Sweeping plan to ‘depopulate’ LA County jails embraced by supervisors

‘This program benefits no one, except career criminals,’ says a leader of the Association of Deputy District Attorneys

A sweeping proposal calling for depopulation and decarceration of the Los Angeles County jails will be considered Tuesday by the Board of Supervisors, drawing the ire of an organization representing police chiefs for 45 law enforcement agencies.

The plan advanced by Supervisors Hilda Solis and Lindsey Horvath would declare a “humanitarian crisis” in the jails and advocate for or instruct several county agencies to evaluate, create and expand programs that would keep more people out of a jail, even after they are convicted of misdemeanors and some felonies.

Eric Siddall, vice president of the Association of Deputy District Attorneys, which represents about 900 LA County prosecutors, calls the proposal from Solis and Horvath “dangerous and reckless,” and claims it guts portions of the legal system without input from valuable stakeholders.

“The authors sought no advice from those who know and understand public safety issues,” he said in an email Sunday. “They seek to lower the jail population without addressing the root causes of crime or protecting the public.”

Siddall noted the proposal directs law enforcement to cite and release suspects for offenses such as illegally carrying a gun, domestic violence, possession of child pornography and some violent crimes, including residential burglary, robbery, and assault with a firearm.
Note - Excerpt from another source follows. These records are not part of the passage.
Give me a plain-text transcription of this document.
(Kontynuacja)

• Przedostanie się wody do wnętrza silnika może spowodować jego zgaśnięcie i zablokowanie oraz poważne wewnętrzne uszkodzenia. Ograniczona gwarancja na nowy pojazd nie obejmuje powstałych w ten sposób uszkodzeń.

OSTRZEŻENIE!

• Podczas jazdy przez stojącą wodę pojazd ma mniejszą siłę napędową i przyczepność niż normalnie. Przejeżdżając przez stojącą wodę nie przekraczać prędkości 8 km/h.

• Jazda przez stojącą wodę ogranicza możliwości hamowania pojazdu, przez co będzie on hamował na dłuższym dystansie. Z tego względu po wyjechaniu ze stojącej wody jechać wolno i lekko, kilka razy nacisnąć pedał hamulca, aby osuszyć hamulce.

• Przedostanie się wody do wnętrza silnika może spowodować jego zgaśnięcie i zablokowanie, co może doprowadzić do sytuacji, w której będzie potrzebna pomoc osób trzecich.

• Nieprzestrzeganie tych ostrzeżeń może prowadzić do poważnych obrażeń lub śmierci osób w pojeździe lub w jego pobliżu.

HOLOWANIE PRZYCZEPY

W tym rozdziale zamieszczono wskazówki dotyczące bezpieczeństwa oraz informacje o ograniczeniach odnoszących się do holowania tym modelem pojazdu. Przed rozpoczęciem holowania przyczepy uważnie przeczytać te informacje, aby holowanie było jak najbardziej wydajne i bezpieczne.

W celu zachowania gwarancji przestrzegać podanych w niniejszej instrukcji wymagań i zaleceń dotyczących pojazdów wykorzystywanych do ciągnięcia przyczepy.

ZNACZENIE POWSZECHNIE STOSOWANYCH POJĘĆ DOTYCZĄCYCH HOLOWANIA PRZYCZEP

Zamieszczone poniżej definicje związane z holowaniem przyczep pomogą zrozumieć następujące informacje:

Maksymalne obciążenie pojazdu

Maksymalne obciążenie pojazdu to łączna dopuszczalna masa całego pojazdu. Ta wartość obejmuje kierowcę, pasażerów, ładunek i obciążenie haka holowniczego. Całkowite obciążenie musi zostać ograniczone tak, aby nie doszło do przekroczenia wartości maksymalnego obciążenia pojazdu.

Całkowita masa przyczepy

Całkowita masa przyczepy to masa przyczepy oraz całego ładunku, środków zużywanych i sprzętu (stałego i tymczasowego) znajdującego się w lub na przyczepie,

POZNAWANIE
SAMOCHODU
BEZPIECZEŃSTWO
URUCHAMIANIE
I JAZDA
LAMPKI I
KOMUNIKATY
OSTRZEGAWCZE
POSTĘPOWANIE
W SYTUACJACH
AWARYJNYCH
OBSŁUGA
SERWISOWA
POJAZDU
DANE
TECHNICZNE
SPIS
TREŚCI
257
“This catch-and-release program comes without any plan or infrastructure to protect the community from violent criminals apprehended by law enforcement,” he said. “Further, it creates no lockdown facilities for the mentally ill. This program benefits no one, except career criminals. We need to make sure the most dangerous offenders don’t get out, that first-time offenders don’t come back, and that those with serious mental illnesses get appropriate care and help. This does none of that.”